La société était-elle exempte d’isolement ? Certainement pas. Mais ceux qui en souffraient étaient peu nombreux.
Et encore, ils pouvaient, le soir venu, s’installer sur leur perron ou balcon pour échanger avec les voisins jusqu’à ce que le sommeil les conduise au lit.
Aujourd’hui, avec ou sans distanciation sociale imposée, on vit isolé dans des villes pourtant surpeuplées. On ignore le nom du voisin d’à côté. On ne connait même pas le visage de celui d’en face. Les enfants ne savent jouer qu’avec leurs tablettes. Ils n’ont pas 18 ans, les jeunes, qu’ils partent déjà, pour leurs études, vers des destinations où ils n’ont aucune attache. Les frères et sœurs élisent domicile chacun sur un continent. Si d’aventure, ils se retrouvent dans le même pays, ils optent pour des provinces ou des états différents. Il suffirait parfois d’un petit détour pour permettre aux époux de sortir le matin et de rentrer le soir ensemble. Mais qui a le temps de faire un crochet ? Chacun sa voiture ! Les usagers des transports en commun préfèrent clavarder avec des copains à l’autre bout du monde ou produire une demande d’amitié virtuelle sur les réseaux sociaux, plutôt que d’engager la conversation, ne serait-ce que pour parler de la pluie et du beau temps, avec le potentiel ami, juste à côté. Au travail, un collègue ne va plus au bureau de l’autre pour discuter d’un dossier. Chacun son desktop et il y a le Drive pour travailler ensemble, à distance. La télé pourrait permettre à ceux qui vivent encore sous le même toit de passer des soirées ensemble. Mais il y a tellement de choix ! Pourquoi s’imposer une partie de foot avec l’autre alors qu’on peut voir sa série en rafale ? Chacun son téléviseur !

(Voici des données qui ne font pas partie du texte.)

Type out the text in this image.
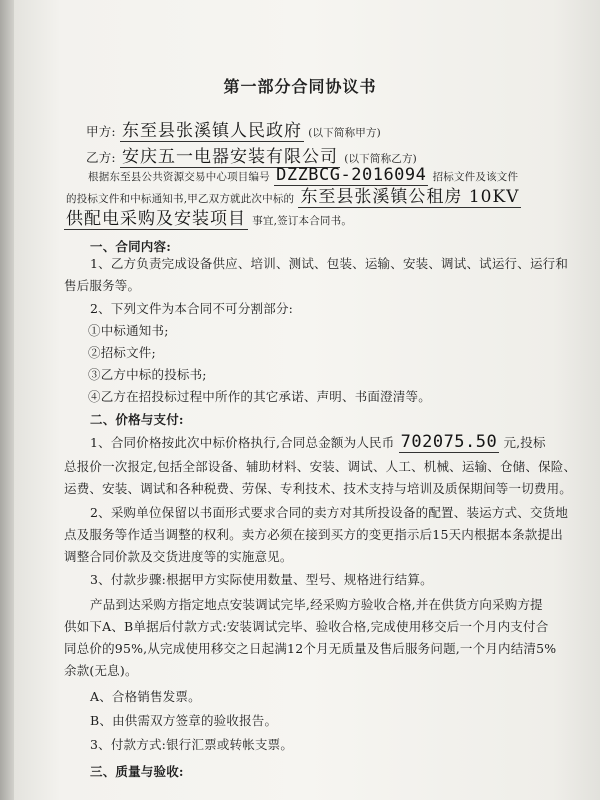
第一部分合同协议书
甲方: 东至县张溪镇人民政府 (以下简称甲方)
乙方: 安庆五一电器安装有限公司 (以下简称乙方)
根据东至县公共资源交易中心项目编号 DZZBCG-2016094 招标文件及该文件
的投标文件和中标通知书,甲乙双方就此次中标的 东至县张溪镇公租房 10KV
供配电采购及安装项目 事宜,签订本合同书。
一、合同内容:
1、乙方负责完成设备供应、培训、测试、包装、运输、安装、调试、试运行、运行和
售后服务等。
2、下列文件为本合同不可分割部分:
①中标通知书;
②招标文件;
③乙方中标的投标书;
④乙方在招投标过程中所作的其它承诺、声明、书面澄清等。
二、价格与支付:
1、合同价格按此次中标价格执行,合同总金额为人民币 702075.50 元,投标
总报价一次报定,包括全部设备、辅助材料、安装、调试、人工、机械、运输、仓储、保险、
运费、安装、调试和各种税费、劳保、专利技术、技术支持与培训及质保期间等一切费用。
2、采购单位保留以书面形式要求合同的卖方对其所投设备的配置、装运方式、交货地
点及服务等作适当调整的权利。卖方必须在接到买方的变更指示后15天内根据本条款提出
调整合同价款及交货进度等的实施意见。
3、付款步骤:根据甲方实际使用数量、型号、规格进行结算。
产品到达采购方指定地点安装调试完毕,经采购方验收合格,并在供货方向采购方提
供如下A、B单据后付款方式:安装调试完毕、验收合格,完成使用移交后一个月内支付合
同总价的95%,从完成使用移交之日起满12个月无质量及售后服务问题,一个月内结清5%
余款(无息)。
A、合格销售发票。
B、由供需双方签章的验收报告。
3、付款方式:银行汇票或转帐支票。
三、质量与验收:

C’est vrai que la façon de vivre aujourd’hui nous inflige des horaires souvent inconciliables et c’est difficile de se retrouver à table. Mais les fins de semaine, on pourrait faire un effort. Non ! Pourquoi manger ce riz bourré de calories préparé par maman alors qu’on n’a qu’à passer sa petite soupe diététique au four à micro-ondes ?

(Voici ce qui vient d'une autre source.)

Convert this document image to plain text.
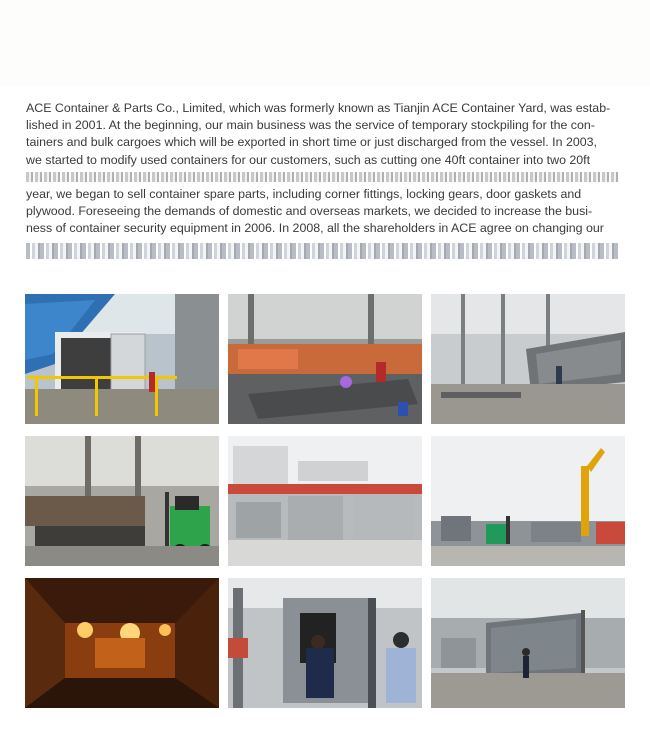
ACE Container & Parts Co., Limited, which was formerly known as Tianjin ACE Container Yard, was estab-
lished in 2001. At the beginning, our main business was the service of temporary stockpiling for the con-
tainers and bulk cargoes which will be exported in short time or just discharged from the vessel. In 2003,
we started to modify used containers for our customers, such as cutting one 40ft container into two 20ft
year, we began to sell container spare parts, including corner fittings, locking gears, door gaskets and
plywood. Foreseeing the demands of domestic and overseas markets, we decided to increase the busi-
ness of container security equipment in 2006. In 2008, all the shareholders in ACE agree on changing our
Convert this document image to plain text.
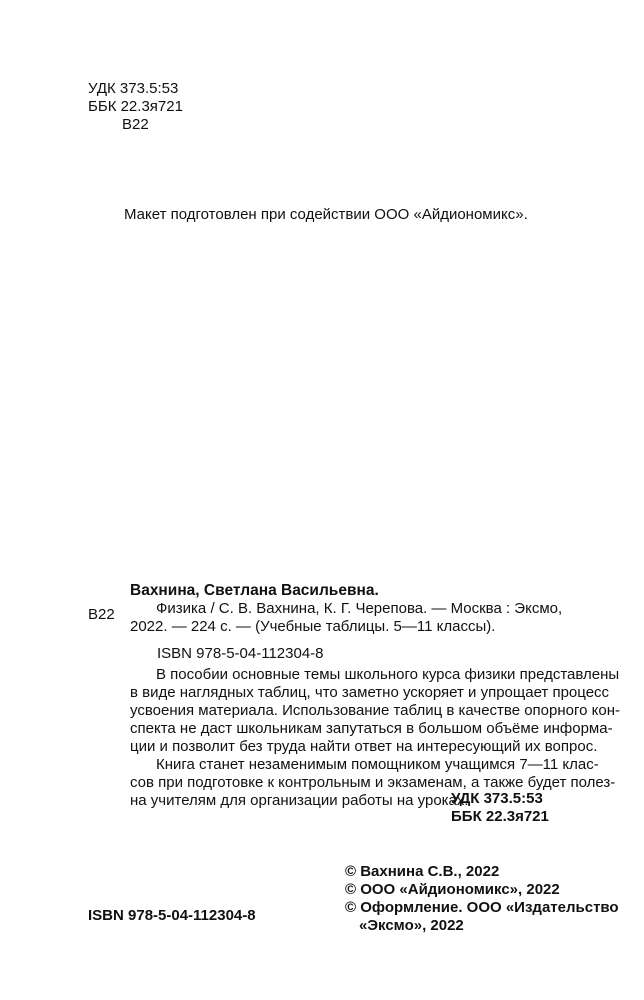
УДК 373.5:53
ББК 22.3я721
В22
Макет подготовлен при содействии ООО «Айдиономикс».
Вахнина, Светлана Васильевна.
В22	Физика / С. В. Вахнина, К. Г. Черепова. — Москва : Эксмо,
2022. — 224 с. — (Учебные таблицы. 5—11 классы).
ISBN 978-5-04-112304-8
В пособии основные темы школьного курса физики представлены
в виде наглядных таблиц, что заметно ускоряет и упрощает процесс
усвоения материала. Использование таблиц в качестве опорного кон-
спекта не даст школьникам запутаться в большом объёме информа-
ции и позволит без труда найти ответ на интересующий их вопрос.
Книга станет незаменимым помощником учащимся 7—11 клас-
сов при подготовке к контрольным и экзаменам, а также будет полез-
на учителям для организации работы на уроках.
УДК 373.5:53
ББК 22.3я721
© Вахнина С.В., 2022
© ООО «Айдиономикс», 2022
© Оформление. ООО «Издательство
«Эксмо», 2022
ISBN 978-5-04-112304-8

La révolution numérique est formidable. Je suis la première à blâmer ceux qui ont des réticences à s’approprier les outils tellement efficaces qu’elle nous fournit. Mais elle ne devrait pas, selon mon très humble avis, nous déshumaniser. Remplir ses journées est le remède à l’oisiveté, mère de tous les vices, mais passer un instant avec la famille ou les amis est loin d’être une perte de temps.
Maintenant que la distanciation sociale est imposée, je souris quand j’entends les gens se plaindre de la difficulté à s’adapter. Il y a longtemps que notre société est en mode chacun chez soi. Vous vous sentez seul ? Vous l’étiez déjà avant et vous le serez encore après le confinement.